The 17-year-old son of Virginia Gov.-elect Glenn Youngkin attempted to vote twice on Election Day, state election officials said Friday.
"The young man presented identification but was ineligible to be registered due to his age and was not permitted to vote," the Fairfax County Office of Elections said in a statement. "The man was given a registration form and encouraged to register for future elections." The office identified the person as Youngkin's son.
"The man did not vote. He made no false statements. He did not disrupt voting. Based upon information available to me now, it appears that he committed no election offense as defined in Chapter 10 of the Elections Code," Scott O. Konopasek, director of Fairfax County's elections office, said in the statement.
At 9:30 a.m. and 10 a.m. on Election Day, poll worker records show, the teenager entered the center and requested a ballot. He was told he had to be at least 18 in order to vote — and when poll staffers offered him voter registration, he declined and left, according to election officials.
But then Youngkin's son returned a second time and the same scenario repeated, poll records show.
Youngkin made election integrity a focal point of his campaign's strategy to win the GOP nomination; the issue has become central to many Republican campaigns since the 2020 presidential election.
But when asked about his son's attempt to vote illegally, Youngkin's campaign suggested the incident was being blown out of proportion.
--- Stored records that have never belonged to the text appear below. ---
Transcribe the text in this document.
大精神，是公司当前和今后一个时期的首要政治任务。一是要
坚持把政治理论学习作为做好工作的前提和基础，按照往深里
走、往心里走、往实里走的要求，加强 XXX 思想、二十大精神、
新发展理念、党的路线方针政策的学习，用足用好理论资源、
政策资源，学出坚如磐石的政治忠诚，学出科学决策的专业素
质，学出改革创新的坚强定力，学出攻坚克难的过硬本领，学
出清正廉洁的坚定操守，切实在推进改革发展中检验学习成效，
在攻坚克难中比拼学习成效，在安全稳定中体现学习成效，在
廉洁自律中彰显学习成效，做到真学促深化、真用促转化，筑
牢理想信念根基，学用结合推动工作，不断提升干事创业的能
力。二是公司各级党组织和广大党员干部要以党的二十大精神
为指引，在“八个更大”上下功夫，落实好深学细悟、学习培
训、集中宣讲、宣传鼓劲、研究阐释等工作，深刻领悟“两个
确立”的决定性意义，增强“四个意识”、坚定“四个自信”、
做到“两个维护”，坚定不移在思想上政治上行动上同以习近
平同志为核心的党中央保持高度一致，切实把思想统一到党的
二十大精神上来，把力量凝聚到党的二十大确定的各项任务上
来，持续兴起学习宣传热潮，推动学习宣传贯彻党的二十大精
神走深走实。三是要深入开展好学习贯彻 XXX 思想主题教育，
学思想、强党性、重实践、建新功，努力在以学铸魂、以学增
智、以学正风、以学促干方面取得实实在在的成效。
"It's unfortunate that while Glenn attempts to unite the Commonwealth around his positive message of better schools, safer streets, a lower cost of living, and more jobs, his political opponents—mad that they suffered historic losses this year—are pitching opposition research on a 17-year-old kid who honestly misunderstood Virginia election law and simply asked polling officials if he was eligible to vote; when informed he was not, he went to school," campaign spokesperson Devin O'Malley said in a statement to BuzzFeed News.
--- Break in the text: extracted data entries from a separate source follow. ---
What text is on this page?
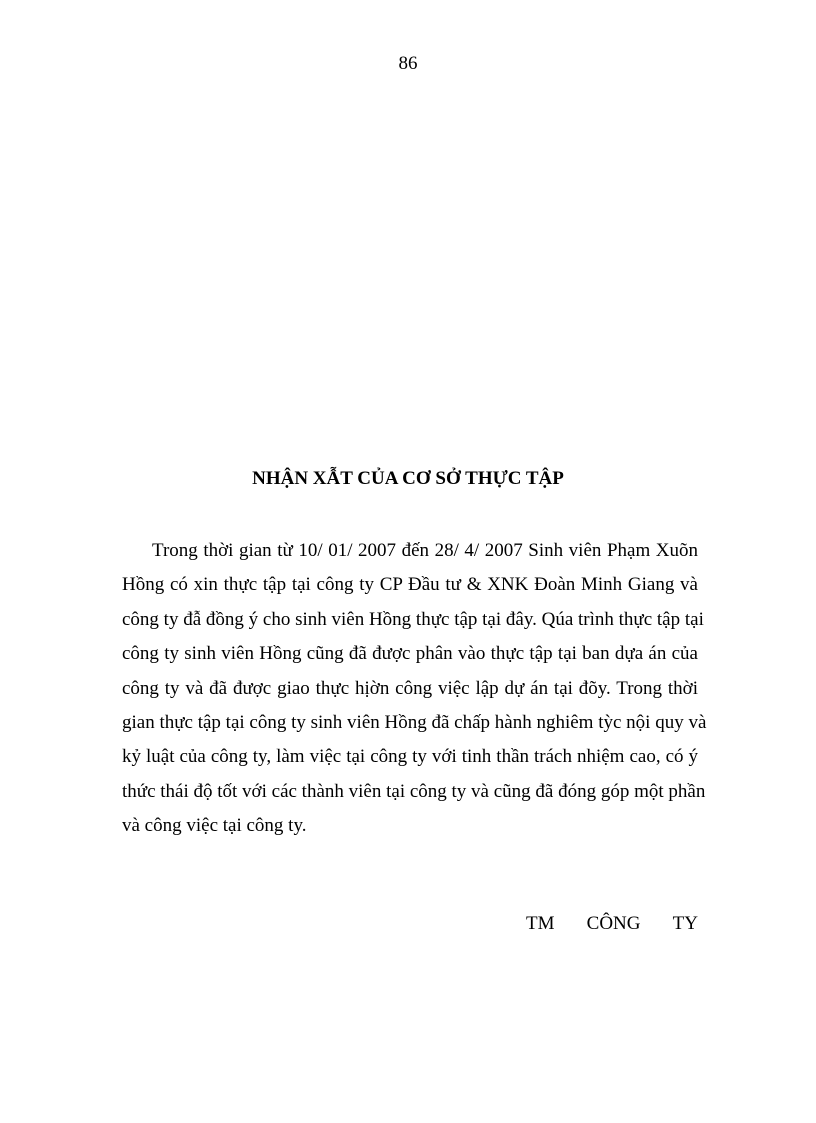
86
NHẬN XẪT CỦA CƠ SỞ THỰC TẬP
Trong thời gian từ 10/ 01/ 2007 đến 28/ 4/ 2007 Sinh viên Phạm Xuõn
Hồng có xin thực tập tại công ty CP Đầu tư & XNK Đoàn Minh Giang và
công ty đẫ đồng ý cho sinh viên Hồng thực tập tại đây. Qúa trình thực tập tại
công ty sinh viên Hồng cũng đã được phân vào thực tập tại ban dựa án của
công ty và đã được giao thực hịờn công việc lập dự án tại đõy. Trong thời
gian thực tập tại công ty sinh viên Hồng đã chấp hành nghiêm tỳc nội quy và
kỷ luật của công ty, làm việc tại công ty với tinh thần trách nhiệm cao, có ý
thức thái độ tốt với các thành viên tại công ty và cũng đã đóng góp một phần
và công việc tại công ty.
TM CÔNG TY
Jennifer Chanty, the precinct captain at Great Falls Library, noticed the teenager's age and recognized his name, the Washington Post reported. She told Youngkin's son that because he was under 18 years old, he was not permitted under state law to vote.
Virginia does allow anyone under 18 to vote if it's a primary election and if they will be of age by the general election.
“I told him, ... ‘You are not registered to vote today. You’re welcome to register, but you will not be voting today,’” Chanty said to the Post.
She went on to tell the newspaper: “It was just weird. He was very insistent that he wanted to vote in this election and I said, ‘Well, you’re not old enough.’"
Some people expressed frustration over voting access, with many comparing this case to that of Crystal Mason, a Black woman in Texas who was sentenced to five years in prison for voting illegally.
"Crystal Mason, Black woman in Texas, gets 5 years in prison for casting ballot on supervised release when didn’t realize ineligible & vote wasn’t even counted
Glenn Youngkin’s 17 year old son tries to illegally vote twice & no charges filed," journalist Ari Berman tweeted.
BuzzFeed News has reached out to the Virginia Department of Elections and Fairfax County Office of Elections for further comment.